Mr. California is an American men's leisurewear clothing line based in Santa Cruz, California. Founded in 1962, the brand today specializes in a modern take on the classic styles that Mr. California first created back in the 1960s.

Product line

Mr. California's current line features long- and short-sleeve woven shirts, knit shirts, jackets, pajamas, hats and T-shirts with illustrations inspired by Mid-Century Modernism.

History

Mr. California introduced knit and woven shirts in the early sixties, marketing them as "leisurewear" for men on the go. The shirts had a number of unique features, including the square cut finish, dual front pockets and dual buttons on the sleeves. Each shirt also sported a heraldic crest on the front placket, which became a defining symbol of the brand itself. The crests ranged from a simple fleur-de-lys to decorative crowns to mythical animals all embroidered into each shirt.

The line also featured a waist-buttoned "Jack Shirt," Cuban-inspired Guayaberas and Polo shirts.

In the 70's, the brand turned its attention to attenuated collars and garish colors in order to service the rapidly evolving disco movement.

In the 80's, the brand turned away from its classic leisurewear roots by creating a new division offering a product called "The Bentley." The final Mr.
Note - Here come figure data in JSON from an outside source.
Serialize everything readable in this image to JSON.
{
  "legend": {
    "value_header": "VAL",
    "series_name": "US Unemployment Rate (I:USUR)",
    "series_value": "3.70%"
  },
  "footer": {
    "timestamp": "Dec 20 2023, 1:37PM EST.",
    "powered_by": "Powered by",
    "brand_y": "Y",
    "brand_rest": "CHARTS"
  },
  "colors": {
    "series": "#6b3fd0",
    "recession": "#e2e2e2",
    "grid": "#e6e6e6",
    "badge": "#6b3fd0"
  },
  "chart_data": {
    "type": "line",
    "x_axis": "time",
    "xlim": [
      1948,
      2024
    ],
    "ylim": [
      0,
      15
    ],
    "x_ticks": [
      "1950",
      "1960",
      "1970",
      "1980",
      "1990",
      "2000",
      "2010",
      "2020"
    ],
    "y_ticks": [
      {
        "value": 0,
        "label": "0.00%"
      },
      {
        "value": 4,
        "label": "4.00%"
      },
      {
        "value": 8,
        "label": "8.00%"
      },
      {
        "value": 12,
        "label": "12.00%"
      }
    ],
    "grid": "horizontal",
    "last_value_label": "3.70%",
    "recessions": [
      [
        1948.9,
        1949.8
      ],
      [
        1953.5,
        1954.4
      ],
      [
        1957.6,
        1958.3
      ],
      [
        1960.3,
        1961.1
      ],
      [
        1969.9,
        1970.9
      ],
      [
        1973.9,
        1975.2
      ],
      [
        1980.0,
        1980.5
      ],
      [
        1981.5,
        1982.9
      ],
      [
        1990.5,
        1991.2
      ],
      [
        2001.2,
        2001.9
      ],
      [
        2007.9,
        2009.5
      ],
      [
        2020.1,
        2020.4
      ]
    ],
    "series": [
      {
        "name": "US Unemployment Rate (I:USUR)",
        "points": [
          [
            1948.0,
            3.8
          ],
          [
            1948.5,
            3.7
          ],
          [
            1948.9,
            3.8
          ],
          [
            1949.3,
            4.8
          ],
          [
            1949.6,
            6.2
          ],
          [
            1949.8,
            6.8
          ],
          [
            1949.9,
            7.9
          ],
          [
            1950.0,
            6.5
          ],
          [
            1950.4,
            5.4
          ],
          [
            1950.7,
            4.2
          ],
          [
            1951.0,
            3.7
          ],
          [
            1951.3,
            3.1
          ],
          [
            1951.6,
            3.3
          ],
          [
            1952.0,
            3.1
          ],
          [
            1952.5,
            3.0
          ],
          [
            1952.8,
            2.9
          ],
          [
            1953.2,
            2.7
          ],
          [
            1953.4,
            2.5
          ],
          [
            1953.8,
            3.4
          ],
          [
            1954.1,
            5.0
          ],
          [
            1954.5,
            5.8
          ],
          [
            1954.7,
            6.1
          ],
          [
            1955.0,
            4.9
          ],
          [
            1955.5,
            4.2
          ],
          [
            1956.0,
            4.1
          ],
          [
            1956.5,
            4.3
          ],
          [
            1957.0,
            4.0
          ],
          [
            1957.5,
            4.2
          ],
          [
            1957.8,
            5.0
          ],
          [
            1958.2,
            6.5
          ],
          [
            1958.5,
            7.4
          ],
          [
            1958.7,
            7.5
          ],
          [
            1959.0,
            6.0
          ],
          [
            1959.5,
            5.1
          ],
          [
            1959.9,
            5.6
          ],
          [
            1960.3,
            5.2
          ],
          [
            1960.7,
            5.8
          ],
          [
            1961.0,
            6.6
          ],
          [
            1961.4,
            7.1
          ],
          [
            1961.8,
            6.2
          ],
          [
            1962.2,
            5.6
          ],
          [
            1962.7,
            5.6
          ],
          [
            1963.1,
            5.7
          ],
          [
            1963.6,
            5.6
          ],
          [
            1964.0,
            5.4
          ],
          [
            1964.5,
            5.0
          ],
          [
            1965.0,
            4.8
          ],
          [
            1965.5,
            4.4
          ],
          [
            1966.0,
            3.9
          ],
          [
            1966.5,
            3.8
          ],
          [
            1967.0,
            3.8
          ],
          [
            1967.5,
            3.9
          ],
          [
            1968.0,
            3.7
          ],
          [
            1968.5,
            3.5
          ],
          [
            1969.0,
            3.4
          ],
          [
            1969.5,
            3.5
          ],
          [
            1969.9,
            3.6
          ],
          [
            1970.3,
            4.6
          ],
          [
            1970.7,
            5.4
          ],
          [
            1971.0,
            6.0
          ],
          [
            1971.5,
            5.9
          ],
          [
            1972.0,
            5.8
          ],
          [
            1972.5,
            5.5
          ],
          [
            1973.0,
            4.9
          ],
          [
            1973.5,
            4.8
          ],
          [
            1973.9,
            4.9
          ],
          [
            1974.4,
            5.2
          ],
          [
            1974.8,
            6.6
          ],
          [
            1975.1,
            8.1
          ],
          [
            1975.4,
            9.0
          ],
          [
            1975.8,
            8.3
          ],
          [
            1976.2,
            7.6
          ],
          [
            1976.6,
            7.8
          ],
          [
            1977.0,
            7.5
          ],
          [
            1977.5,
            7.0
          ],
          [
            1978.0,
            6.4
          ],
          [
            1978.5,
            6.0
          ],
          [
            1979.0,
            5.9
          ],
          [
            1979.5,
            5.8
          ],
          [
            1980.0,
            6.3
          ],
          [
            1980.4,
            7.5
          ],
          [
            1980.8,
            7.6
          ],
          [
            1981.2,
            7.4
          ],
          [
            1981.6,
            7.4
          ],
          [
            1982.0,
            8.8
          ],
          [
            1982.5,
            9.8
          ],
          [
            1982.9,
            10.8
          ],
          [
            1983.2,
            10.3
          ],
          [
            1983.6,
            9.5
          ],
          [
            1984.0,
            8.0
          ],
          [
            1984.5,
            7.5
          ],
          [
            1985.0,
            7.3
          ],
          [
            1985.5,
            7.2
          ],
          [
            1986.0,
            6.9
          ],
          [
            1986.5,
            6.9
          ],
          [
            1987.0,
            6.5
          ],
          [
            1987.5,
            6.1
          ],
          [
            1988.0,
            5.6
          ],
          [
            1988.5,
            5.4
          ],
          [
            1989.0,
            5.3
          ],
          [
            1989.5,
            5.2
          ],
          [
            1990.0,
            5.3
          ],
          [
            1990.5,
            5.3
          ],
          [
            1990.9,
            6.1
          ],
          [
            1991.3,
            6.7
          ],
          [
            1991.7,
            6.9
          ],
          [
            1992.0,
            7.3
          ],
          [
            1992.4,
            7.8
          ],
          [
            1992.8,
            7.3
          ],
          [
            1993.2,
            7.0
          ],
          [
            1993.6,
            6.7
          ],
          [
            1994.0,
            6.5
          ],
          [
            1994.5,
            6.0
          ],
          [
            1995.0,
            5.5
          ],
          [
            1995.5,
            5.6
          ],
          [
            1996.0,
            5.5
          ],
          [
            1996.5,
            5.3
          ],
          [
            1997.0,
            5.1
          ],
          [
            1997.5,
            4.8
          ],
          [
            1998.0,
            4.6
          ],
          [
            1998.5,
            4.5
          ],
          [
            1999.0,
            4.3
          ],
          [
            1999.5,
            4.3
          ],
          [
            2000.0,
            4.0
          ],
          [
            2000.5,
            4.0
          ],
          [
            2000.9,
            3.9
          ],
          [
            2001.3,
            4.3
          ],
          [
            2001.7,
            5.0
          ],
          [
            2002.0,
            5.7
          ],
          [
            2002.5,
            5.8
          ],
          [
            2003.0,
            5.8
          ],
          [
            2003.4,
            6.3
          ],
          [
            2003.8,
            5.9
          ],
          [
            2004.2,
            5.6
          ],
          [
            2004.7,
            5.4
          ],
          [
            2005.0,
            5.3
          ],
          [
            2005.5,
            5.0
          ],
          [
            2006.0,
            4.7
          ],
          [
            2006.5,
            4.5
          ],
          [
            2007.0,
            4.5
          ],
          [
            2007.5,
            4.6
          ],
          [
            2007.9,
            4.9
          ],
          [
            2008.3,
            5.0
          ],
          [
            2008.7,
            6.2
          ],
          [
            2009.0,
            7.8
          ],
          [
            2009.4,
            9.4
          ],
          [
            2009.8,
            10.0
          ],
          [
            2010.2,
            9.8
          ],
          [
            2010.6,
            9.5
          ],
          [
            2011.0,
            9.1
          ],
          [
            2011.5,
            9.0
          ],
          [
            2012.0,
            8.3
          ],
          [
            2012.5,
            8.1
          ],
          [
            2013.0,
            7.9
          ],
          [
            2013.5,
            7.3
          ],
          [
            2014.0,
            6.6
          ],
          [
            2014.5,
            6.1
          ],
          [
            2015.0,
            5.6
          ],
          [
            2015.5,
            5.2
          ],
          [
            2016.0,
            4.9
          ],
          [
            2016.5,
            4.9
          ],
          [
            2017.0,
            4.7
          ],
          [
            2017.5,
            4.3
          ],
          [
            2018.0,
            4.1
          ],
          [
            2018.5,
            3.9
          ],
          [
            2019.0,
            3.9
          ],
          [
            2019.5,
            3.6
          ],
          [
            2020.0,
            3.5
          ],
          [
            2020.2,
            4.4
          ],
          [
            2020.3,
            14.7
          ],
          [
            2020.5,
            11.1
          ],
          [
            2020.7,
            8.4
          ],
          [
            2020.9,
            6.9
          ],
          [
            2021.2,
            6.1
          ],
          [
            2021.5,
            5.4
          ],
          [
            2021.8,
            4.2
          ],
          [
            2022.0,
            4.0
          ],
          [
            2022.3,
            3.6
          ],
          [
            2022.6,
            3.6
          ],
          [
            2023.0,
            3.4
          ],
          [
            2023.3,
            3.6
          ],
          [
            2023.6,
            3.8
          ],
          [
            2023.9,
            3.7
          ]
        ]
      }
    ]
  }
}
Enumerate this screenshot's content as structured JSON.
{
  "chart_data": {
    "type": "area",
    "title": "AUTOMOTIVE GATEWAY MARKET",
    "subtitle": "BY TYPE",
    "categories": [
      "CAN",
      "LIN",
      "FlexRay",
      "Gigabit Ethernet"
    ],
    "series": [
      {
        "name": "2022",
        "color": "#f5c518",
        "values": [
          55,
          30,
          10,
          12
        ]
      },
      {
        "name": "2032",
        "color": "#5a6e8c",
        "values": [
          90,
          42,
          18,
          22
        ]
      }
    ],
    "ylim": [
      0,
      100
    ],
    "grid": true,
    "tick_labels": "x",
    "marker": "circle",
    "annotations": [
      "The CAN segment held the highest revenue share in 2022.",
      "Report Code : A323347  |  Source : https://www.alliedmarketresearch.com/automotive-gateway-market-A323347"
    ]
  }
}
California shirts marketed by the original incarnation of the company were last seen in the late ‘80's at JCPenney's in Glendale, California. Then the brand went dormant.

Over forty years after Mr. California first appeared on store shelves, a group of classic menswear enthusiasts stepped forward to re-release the brand with the intention of bringing Mr. California back to its 1960's success. Since then, the new Mr. California lines features clothing inspired by the original designs, but updated to suit modern men.